In the lead up to the World Cup, the journalists have produced hundreds of stories, which are being distributed internationally by Africa Media Online, and which were assembled into a book, Africa United: The Road to Twenty Ten, published in April. The photographs will also be part of an exhibition in the Netherlands, which will later travel to Africa.
Called the "All Stars," the participants were selected from a pool of 500 applicants from all over the continent. To kick off the program, each of the All Stars was flown to weeklong workshops in four countries, where they trained in their medium with top journalists. Each participant produced one story during the course of his or her workshop, which were focused on improving storytelling skills.

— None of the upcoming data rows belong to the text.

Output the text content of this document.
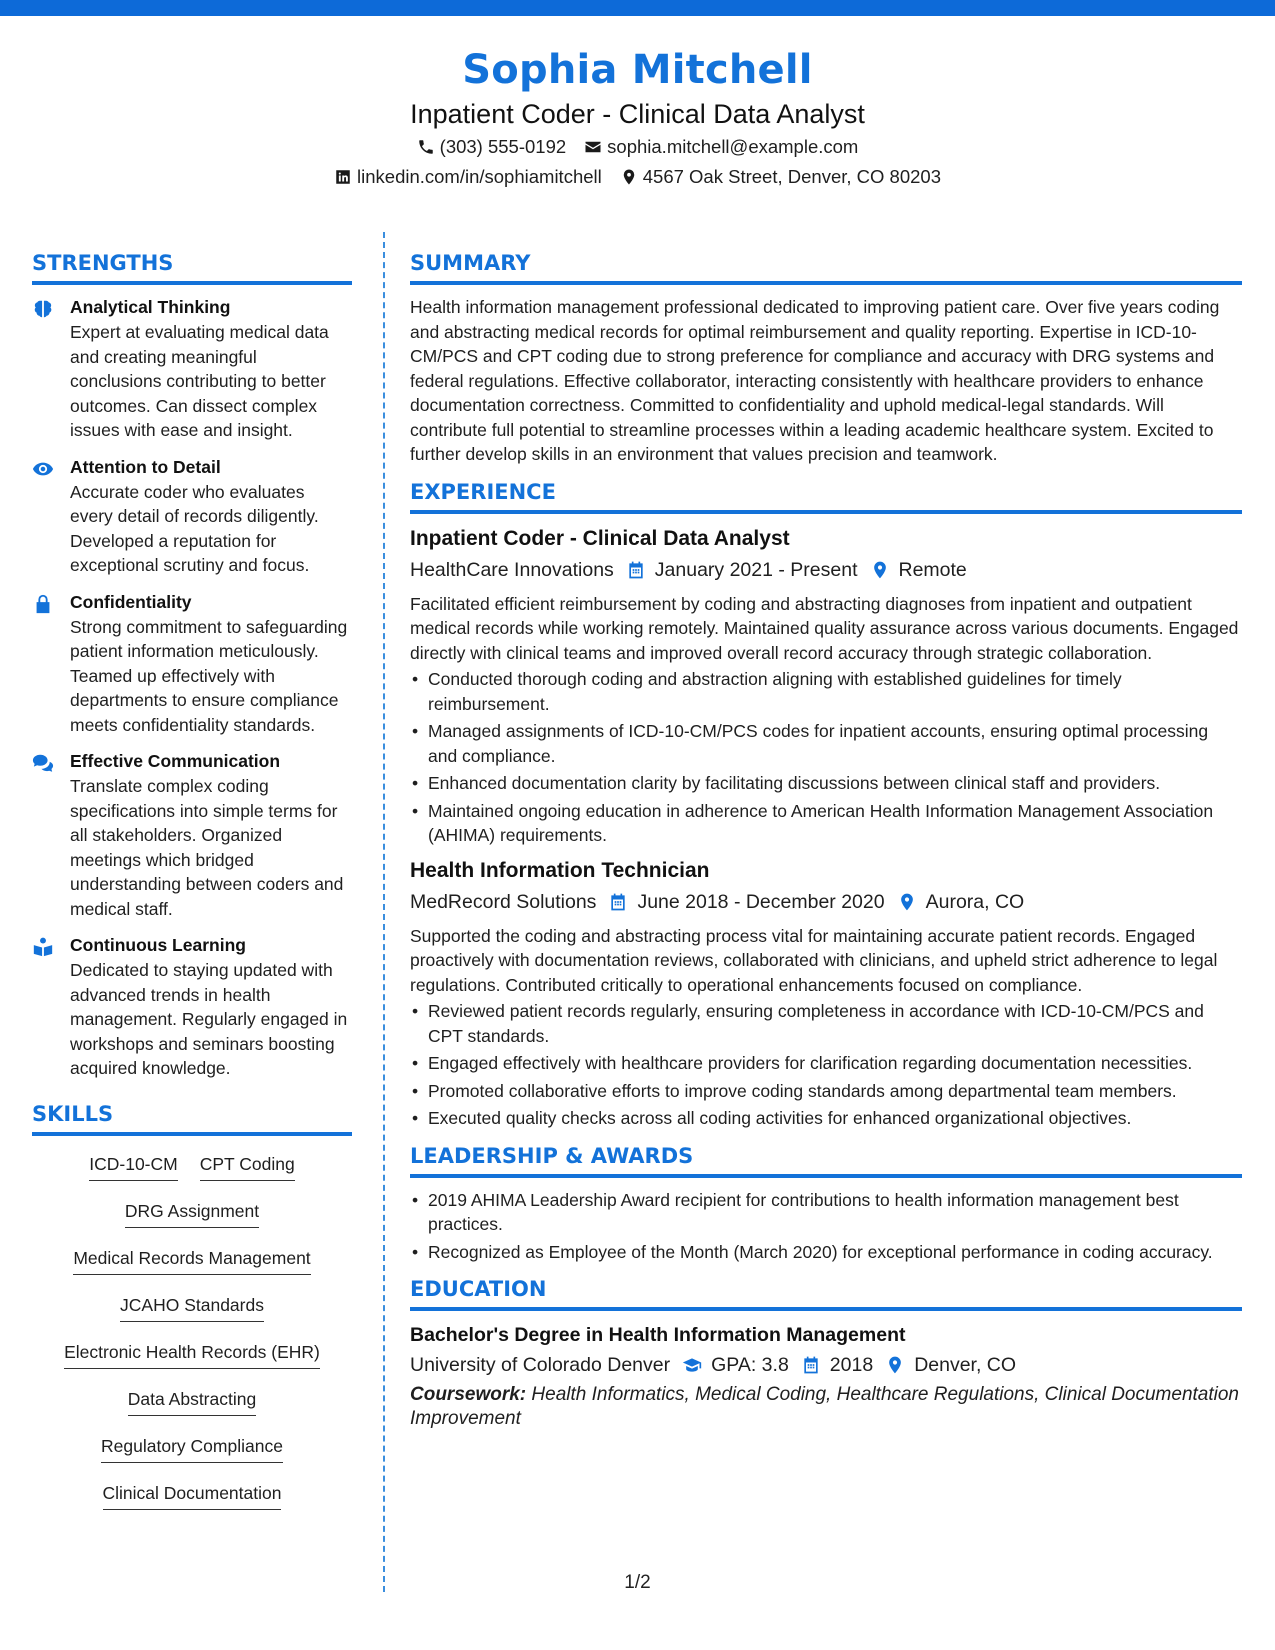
Sophia Mitchell
Inpatient Coder - Clinical Data Analyst
(303) 555-0192 sophia.mitchell@example.com
linkedin.com/in/sophiamitchell 4567 Oak Street, Denver, CO 80203
STRENGTHS
Analytical Thinking
Expert at evaluating medical data and creating meaningful conclusions contributing to better outcomes. Can dissect complex issues with ease and insight.
Attention to Detail
Accurate coder who evaluates every detail of records diligently. Developed a reputation for exceptional scrutiny and focus.
Confidentiality
Strong commitment to safeguarding patient information meticulously. Teamed up effectively with departments to ensure compliance meets confidentiality standards.
Effective Communication
Translate complex coding specifications into simple terms for all stakeholders. Organized meetings which bridged understanding between coders and medical staff.
Continuous Learning
Dedicated to staying updated with advanced trends in health management. Regularly engaged in workshops and seminars boosting acquired knowledge.
SKILLS
ICD-10-CM CPT Coding
DRG Assignment
Medical Records Management
JCAHO Standards
Electronic Health Records (EHR)
Data Abstracting
Regulatory Compliance
Clinical Documentation
SUMMARY
Health information management professional dedicated to improving patient care. Over five years coding and abstracting medical records for optimal reimbursement and quality reporting. Expertise in ICD-10-CM/PCS and CPT coding due to strong preference for compliance and accuracy with DRG systems and federal regulations. Effective collaborator, interacting consistently with healthcare providers to enhance documentation correctness. Committed to confidentiality and uphold medical-legal standards. Will contribute full potential to streamline processes within a leading academic healthcare system. Excited to further develop skills in an environment that values precision and teamwork.
EXPERIENCE
Inpatient Coder - Clinical Data Analyst
HealthCare Innovations January 2021 - Present Remote
Facilitated efficient reimbursement by coding and abstracting diagnoses from inpatient and outpatient medical records while working remotely. Maintained quality assurance across various documents. Engaged directly with clinical teams and improved overall record accuracy through strategic collaboration.
• Conducted thorough coding and abstraction aligning with established guidelines for timely reimbursement.
• Managed assignments of ICD-10-CM/PCS codes for inpatient accounts, ensuring optimal processing and compliance.
• Enhanced documentation clarity by facilitating discussions between clinical staff and providers.
• Maintained ongoing education in adherence to American Health Information Management Association (AHIMA) requirements.
Health Information Technician
MedRecord Solutions June 2018 - December 2020 Aurora, CO
Supported the coding and abstracting process vital for maintaining accurate patient records. Engaged proactively with documentation reviews, collaborated with clinicians, and upheld strict adherence to legal regulations. Contributed critically to operational enhancements focused on compliance.
• Reviewed patient records regularly, ensuring completeness in accordance with ICD-10-CM/PCS and CPT standards.
• Engaged effectively with healthcare providers for clarification regarding documentation necessities.
• Promoted collaborative efforts to improve coding standards among departmental team members.
• Executed quality checks across all coding activities for enhanced organizational objectives.
LEADERSHIP & AWARDS
• 2019 AHIMA Leadership Award recipient for contributions to health information management best practices.
• Recognized as Employee of the Month (March 2020) for exceptional performance in coding accuracy.
EDUCATION
Bachelor's Degree in Health Information Management
University of Colorado Denver GPA: 3.8 2018 Denver, CO
Coursework: Health Informatics, Medical Coding, Healthcare Regulations, Clinical Documentation Improvement
1/2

"Most African media work on staff and are just sent on assignments," de Vries relates. "There's hardly any space for long-term stories and projects that people would like to work on, so this gives them that chance and also that push to start thinking in a creative way about how they could deal with that angle of football and make their own stories. The model of the project is very much Africans telling Africa's story."
After the workshops the journalists returned home to work on two more stories, and the 18 journalists who produced the best stories, dubbed the "Dream Team," were invited to travel to South Africa for the World Cup, where they will work with an editorial team headed by award-winning South African photojournalist Greg Marinovich. The other All Stars will work on assignments in their home countries.
Marinovich and the editorial team are evaluating story ideas and handing out both individual and collective assignments. For one collective project, which Marinovich calls "Roots," journalists will travel to the childhood homes of top African soccer players all over the continent to tell the stories of their upbringings and the impact they've had on their communities. For another assignment, the "Dream Team" journalists will report from The Vaal, a region of more than a million people south of Johannesburg, before, during and after the tournament, using the communities there "as a touchstone for South Africa."
Marinovich, who calls Twenty Ten the "most fabulous project I've ever been involved with," says the editors are encouraging the journalists to take inspiration from novels in telling their stories. "Fiction frees an author to tell the essential truths of a situation or person," reads a statement of ethics sent by Marinovich to the participating journalists. "Sadly, fiction is not available to us as journalists, but we can be guided by the power of its storytelling. We can use the freedom of fiction to help us tell great stories."
The project, Marinovich says, aspires to "be one of the seminal moments in African journalism. . . . Hopefully these people will become famous journalists in their various media, and this is where they got exposed and guided and encouraged to find their own unique voices."
How the project advances the careers of the journalists will be a major measure of its success, de Vries agrees, but says it's likely to take a few years to assess whether the journalists' voices will be heard more, whether they will receive more assignments and awards. The level of distribution will be a more immediate indication of the project's success, and all of the project's sponsors, with World Press Photo as the coordinating organization, are working to distribute the work worldwide.
The journalists will receive 50 percent of the proceeds from the sale of photo, multimedia, text and radio stories. Each journalist will also receive fees for each assignment they work on during the competition.
World Press Photo views the Twenty Ten project as a continuation of their 20-year mission to improve journalism education around the world. "We want to do justice to the term 'World' in our World Press Photo title," de Vries says of their education programs. "When you look at the contest winners it's dominated by people from the West, so we feel part of our mission is to help photojournalists from countries where there are fewer opportunities."